The inherent scaling capability and pay-per-use charging have led to the growth of cloud computing as a choice of compute resource infrastructure for a wide range of users from large corporations to individuals. While the inherent resource scaling on cloud has been well explored, the cost performance of scaling applications on cloud has received much less attention. Leveraging application scalability on inherently scalable cloud resources opens up new opportunities for cloud consumers to yield the maximum advantage from cloud. This thesis investigates the premise of scaling applications on cloud and its implications on cost performance.

Motivated by Amdahl's fixed-workload scaling and Gustafson's fixed-time scaling for high performance computing, we propose fixed-cost scaling for cloud computing and investigate the implications of the proposed fixed-cost law under fixed-workload and fixed-time. Under fixed-cost application scaling, we address three key issues: large cloud resource configuration space, scaling application problem size, and scaling accuracy.

To address the challenge presented by a large cloud resource configuration space, we propose a measurement-driven analytical modeling approach for determining cost-time Pareto-optimal cloud resource configurations. Our approach exposes the existence of multiple Pareto-optimal configurations that meet the application cost budget and time deadline constraints. We investigate the impact of fixed-workload scaling on cloud and discuss the effect of resource configuration on cost and time performance. Our results show that up to 30% cost savings can be achieved with Pareto-optimal resource configuration for our example application.
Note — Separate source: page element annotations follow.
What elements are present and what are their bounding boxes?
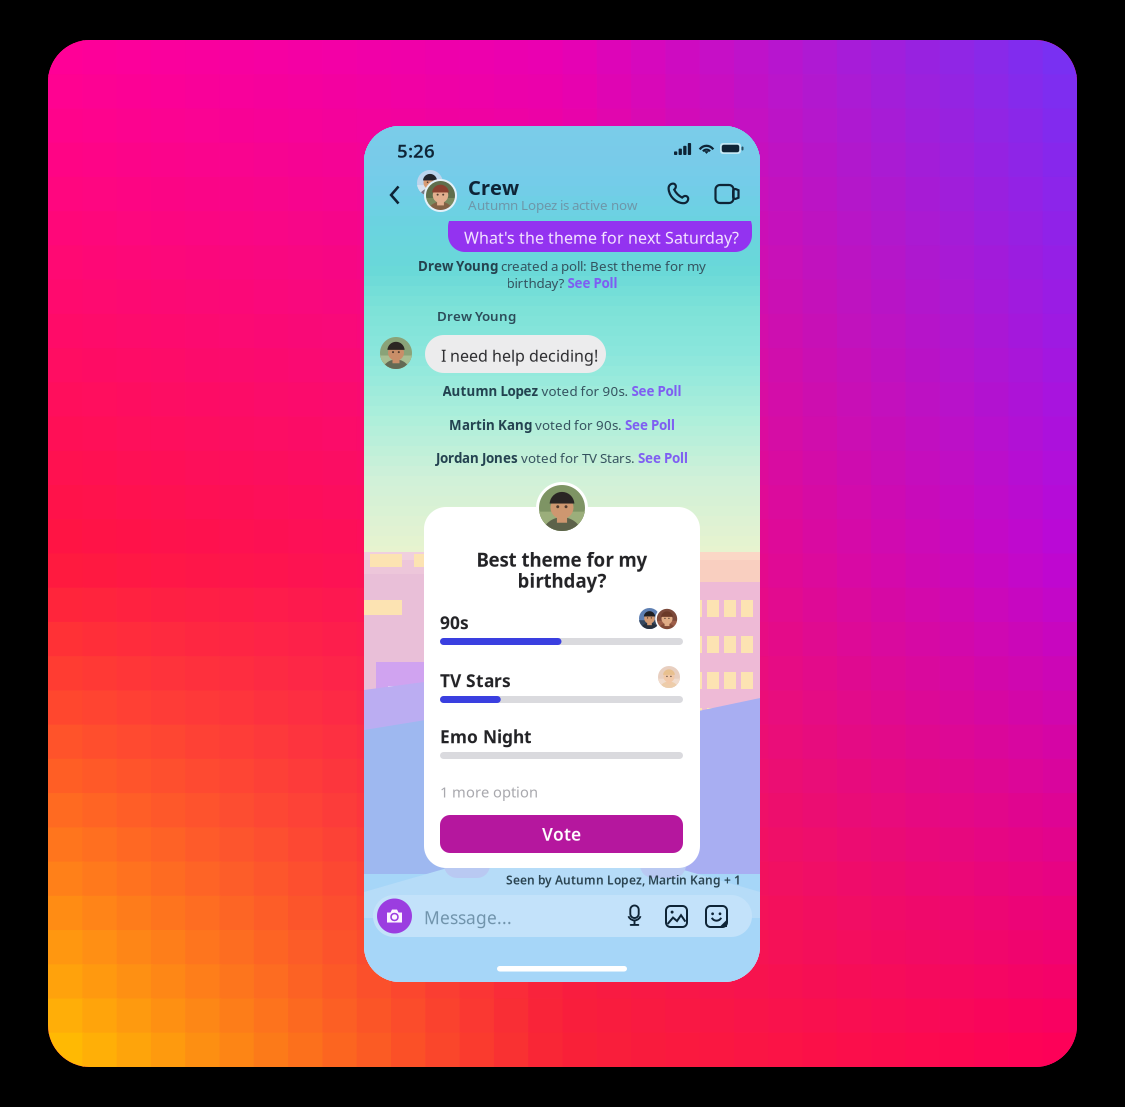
staticText: 1 more option <box>440 782 538 802</box>
staticText: 5:26 <box>397 138 435 163</box>
staticText: TV Stars <box>440 669 511 692</box>
button[interactable]: Stickers <box>706 906 727 927</box>
button[interactable]: Audio call <box>666 181 691 206</box>
button[interactable]: Vote <box>440 815 683 853</box>
staticText: voted for 90s. <box>538 382 632 400</box>
staticText: I need help deciding! <box>441 345 598 366</box>
staticText: What's the theme for next Saturday? <box>464 227 739 248</box>
staticText: See Poll <box>625 416 675 434</box>
staticText: Best theme for my <box>476 547 648 572</box>
staticText: Jordan Jones <box>436 449 518 467</box>
staticText: voted for 90s. <box>532 416 625 434</box>
staticText: birthday? <box>506 274 568 292</box>
staticText: Drew Young <box>437 307 516 325</box>
button[interactable]: Video call <box>715 183 741 205</box>
staticText: 90s <box>440 611 469 634</box>
staticText: See Poll <box>632 382 682 400</box>
staticText: voted for TV Stars. <box>518 449 638 467</box>
staticText: birthday? <box>518 568 606 593</box>
staticText: See Poll <box>568 274 618 292</box>
staticText: See Poll <box>638 449 688 467</box>
staticText: Vote <box>542 822 581 846</box>
button[interactable]: Photo <box>666 906 687 927</box>
staticText: Seen by Autumn Lopez, Martin Kang + 1 <box>506 872 741 888</box>
staticText: Emo Night <box>440 725 532 748</box>
button[interactable]: Back <box>383 181 407 209</box>
staticText: Message... <box>424 906 512 929</box>
button[interactable]: Voice message <box>626 905 643 926</box>
staticText: Drew Young <box>418 257 498 275</box>
staticText: created a poll: Best theme for my <box>498 257 706 275</box>
button[interactable]: Message... <box>373 895 752 937</box>
staticText: Autumn Lopez <box>442 382 538 400</box>
staticText: Crew <box>468 174 519 201</box>
staticText: Martin Kang <box>449 416 532 434</box>
staticText: Autumn Lopez is active now <box>468 196 637 214</box>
Given a fixed-cost budget and a time deadline, we investigate the effect of scaling the problem size of an application. Through a measurement-driven analytical modeling approach, we show that cost-time-problem size Pareto-frontier exists with multiple sweet spots meeting cost budget as well as time deadline constraints. Among the Pareto-optimal problem sizes, we show that there are opportunities for saving cost and time for a comparatively smaller reduction in problem size. For example, the cost and time deadline could be halved with a one-fifth reduction in maximum problem size for n-body simulation. To characterize the cost-performance of cloud resources, we introduce a new metric Performance Cost Ratio (PCR) and demonstrate the use of PCR to efficiently derive cost-time efficient cloud resource configurations for executing applications on cloud.
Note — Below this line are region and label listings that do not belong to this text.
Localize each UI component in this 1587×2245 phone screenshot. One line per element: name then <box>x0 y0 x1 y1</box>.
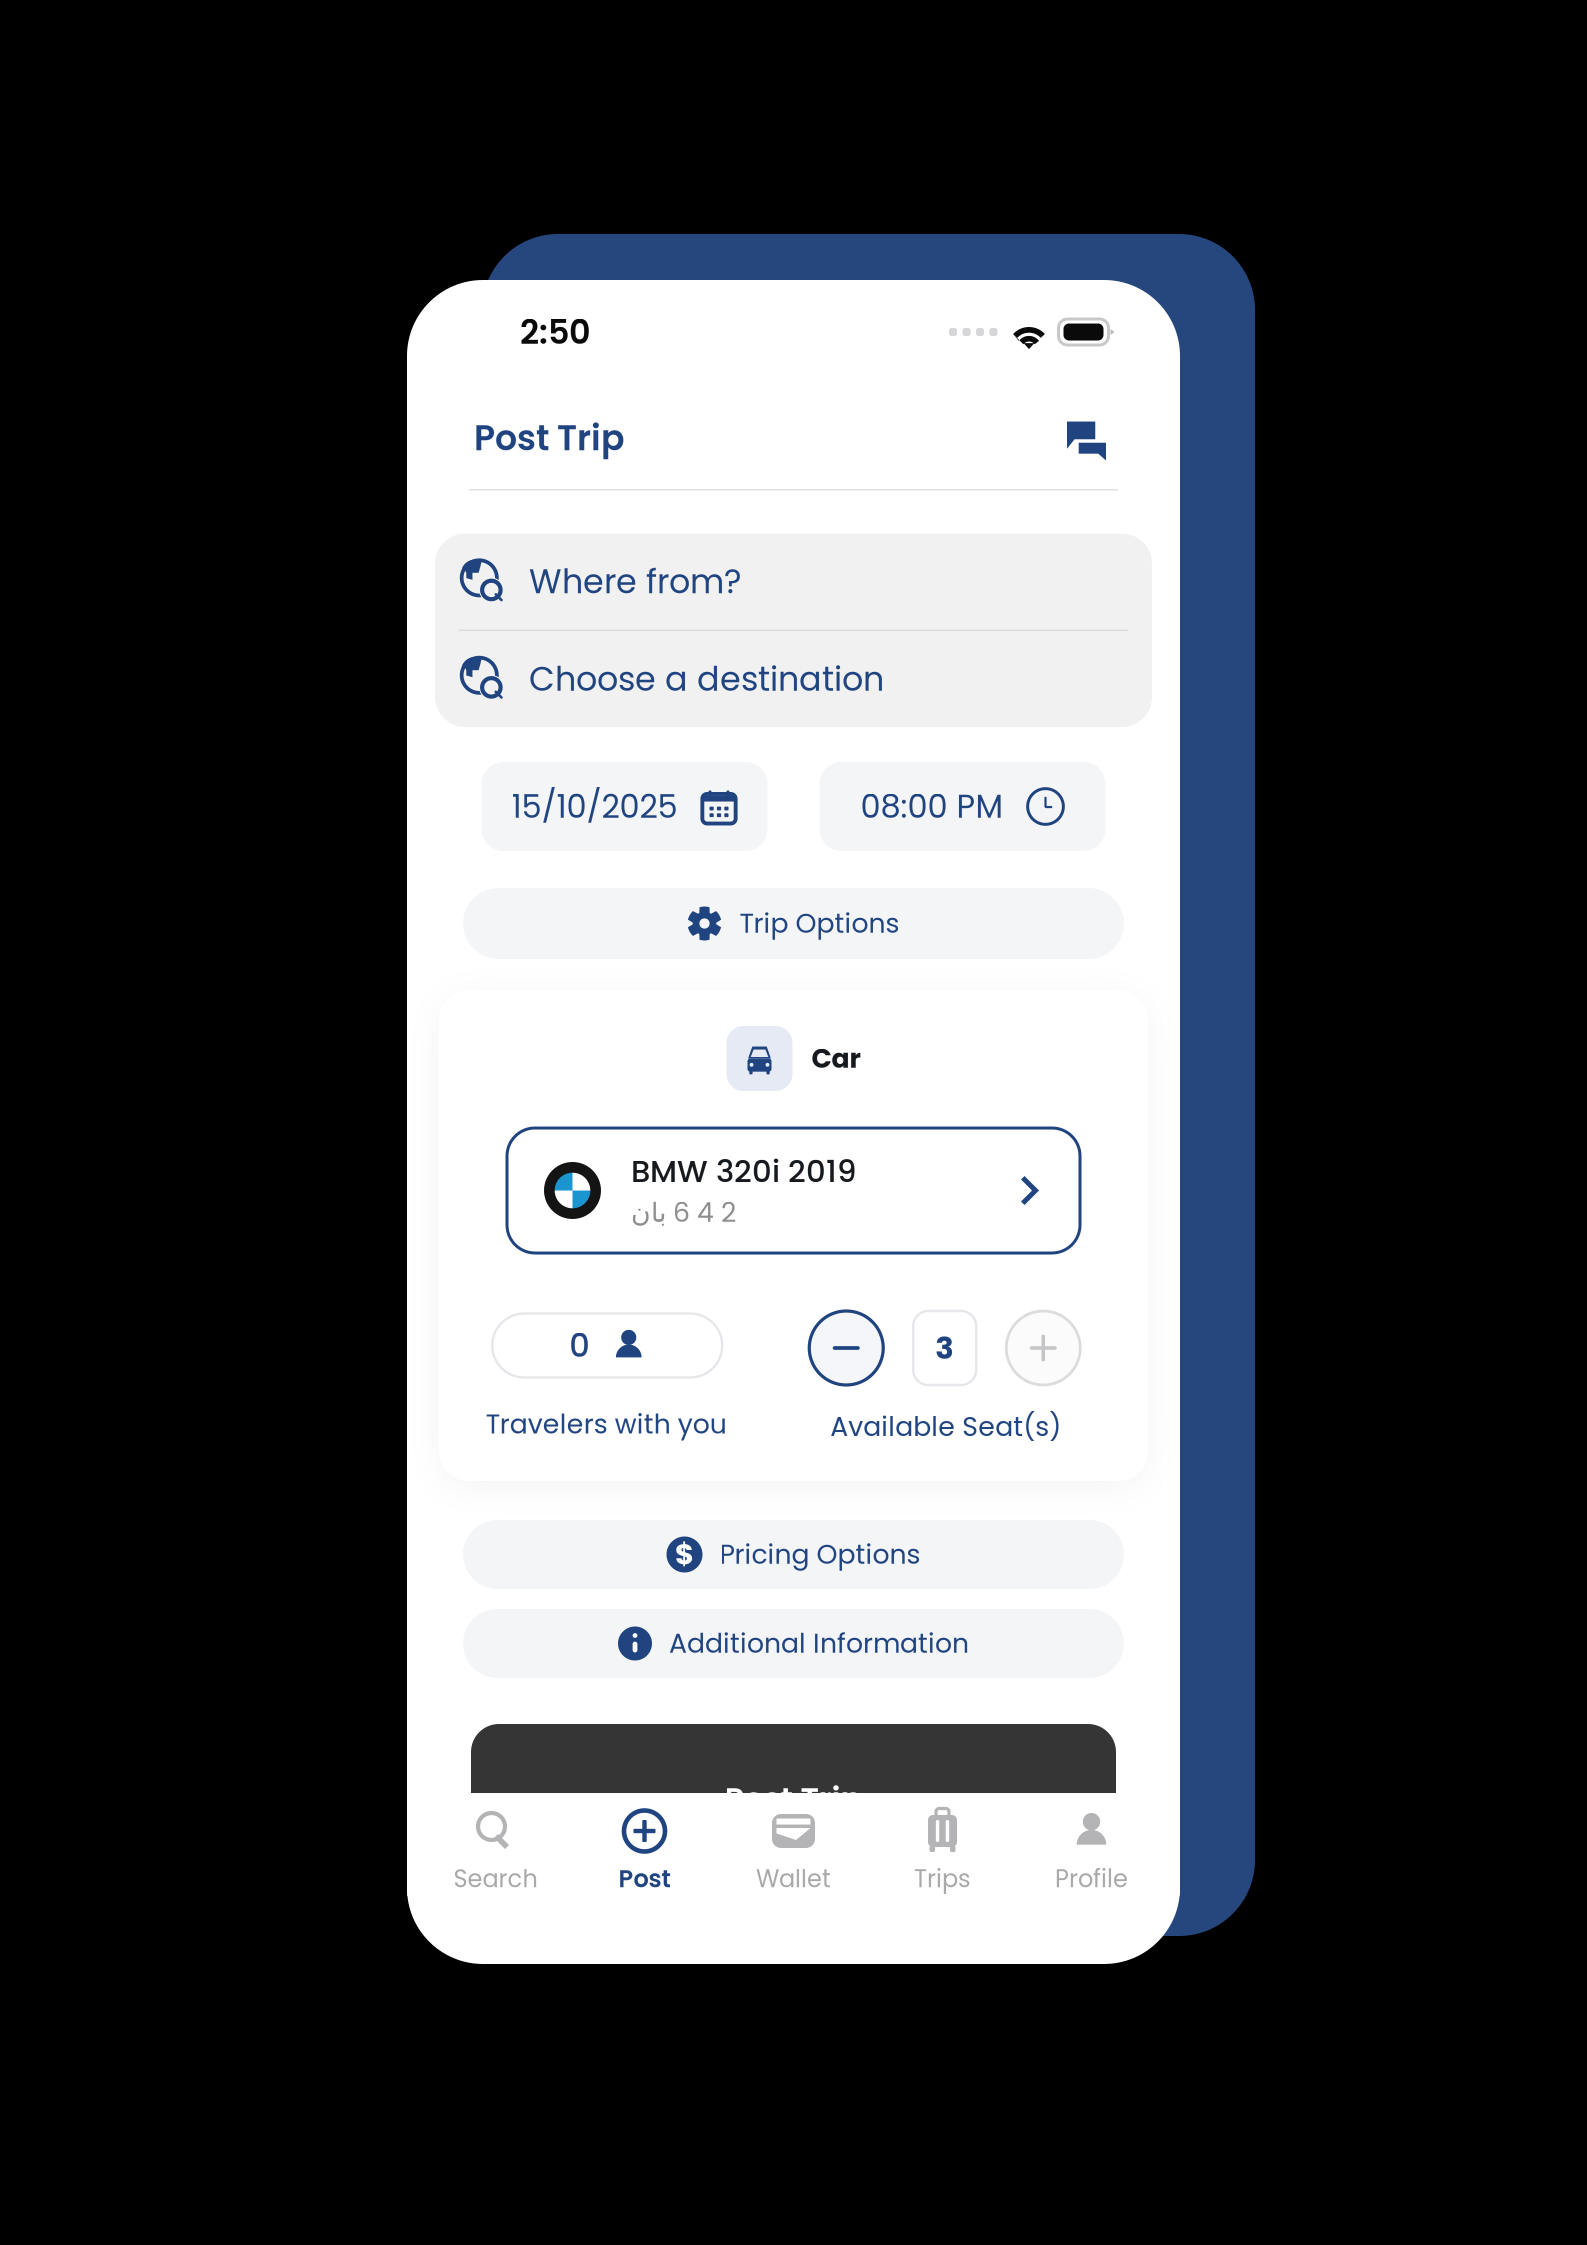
button[interactable]: Post Trip <box>407 1724 1180 1874</box>
staticText: Post Trip <box>724 1777 862 1821</box>
staticText: Post Trip <box>474 414 625 462</box>
staticText: 08:00 PM <box>860 784 1004 829</box>
button[interactable]: Post <box>570 1793 719 1896</box>
staticText: Search <box>454 1862 538 1896</box>
button[interactable]: 0 <box>492 1314 722 1378</box>
staticText: Trips <box>914 1862 971 1896</box>
button[interactable]: BMW 320i 2019 <box>439 1128 1148 1253</box>
button[interactable]: Trip Options <box>463 888 1124 959</box>
staticText: BMW 320i 2019 <box>631 1150 856 1193</box>
button[interactable]: $ <box>463 1520 1124 1589</box>
button[interactable]: Where from? <box>435 534 1152 630</box>
button[interactable]: Search <box>421 1793 570 1896</box>
button[interactable]: Decrease available seats <box>809 1311 883 1385</box>
button[interactable]: Additional Information <box>463 1609 1124 1678</box>
button[interactable]: Increase available seats <box>1006 1311 1080 1385</box>
button[interactable]: Trips <box>868 1793 1017 1896</box>
button[interactable]: Choose a destination <box>435 631 1152 727</box>
staticText: Additional Information <box>669 1625 969 1662</box>
staticText: Choose a destination <box>529 656 884 702</box>
staticText: Pricing Options <box>720 1536 920 1573</box>
staticText: Car <box>812 1040 860 1077</box>
staticText: Travelers with you <box>486 1406 727 1443</box>
staticText: 3 <box>935 1326 954 1369</box>
button[interactable]: Wallet <box>719 1793 868 1896</box>
staticText: Available Seat(s) <box>830 1408 1061 1445</box>
staticText: Post <box>618 1862 670 1896</box>
staticText: $ <box>675 1534 694 1574</box>
staticText: Where from? <box>529 558 741 605</box>
staticText: 2:50 <box>520 309 591 355</box>
staticText: Profile <box>1055 1862 1128 1896</box>
button[interactable]: Profile <box>1017 1793 1166 1896</box>
button[interactable]: 08:00 PM <box>820 762 1106 851</box>
staticText: Trip Options <box>740 905 900 942</box>
button[interactable]: 15/10/2025 <box>482 762 768 851</box>
staticText: Wallet <box>756 1862 831 1896</box>
staticText: 15/10/2025 <box>512 784 678 829</box>
staticText: ‪بان‬ 6 4 2 <box>631 1194 736 1231</box>
staticText: 0 <box>569 1323 590 1368</box>
button[interactable]: Post Trip <box>407 395 1180 481</box>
In contrast to traditional applications that produce exact results, there exists a class of applications that produce approximate results with a notion of accuracy. For such applications, accuracy can be traded-off for reduced execution cost and time. With a measurement-driven approach, we investigate the cost-time-accuracy performance for executing applications on cloud using Convolution Neural Networks (CNN) as an example. In contrast to studies that focus on CNN learning phase that incurs largely a one-off cost, we focus on improving the cost-performance of CNN inference. Without a significant reduction in inference accuracy, our approach focuses on determining multiple sweet-spots where cost and time could be reduced. We show that selecting the right degree of pruning reduces inference cost and time by half with a one-tenth reduction in accuracy. We expose the cost-accuracy and time-accuracy Pareto-optimal configurations spanning large cost and time range where selecting the right configuration results in halving the inference cost and time. To address the challenge of having multiple resource and application configurations that give the same accuracy but with different cost and time, we introduce two new metrics Cost Accuracy Ratio (CAR) and Time Accuracy Ratio (TAR) for quantifying the performance of cloud resources with respect to accuracy. Using CAR and TAR to guide our heuristic, we present a polynomial-time algorithm to select cloud resources.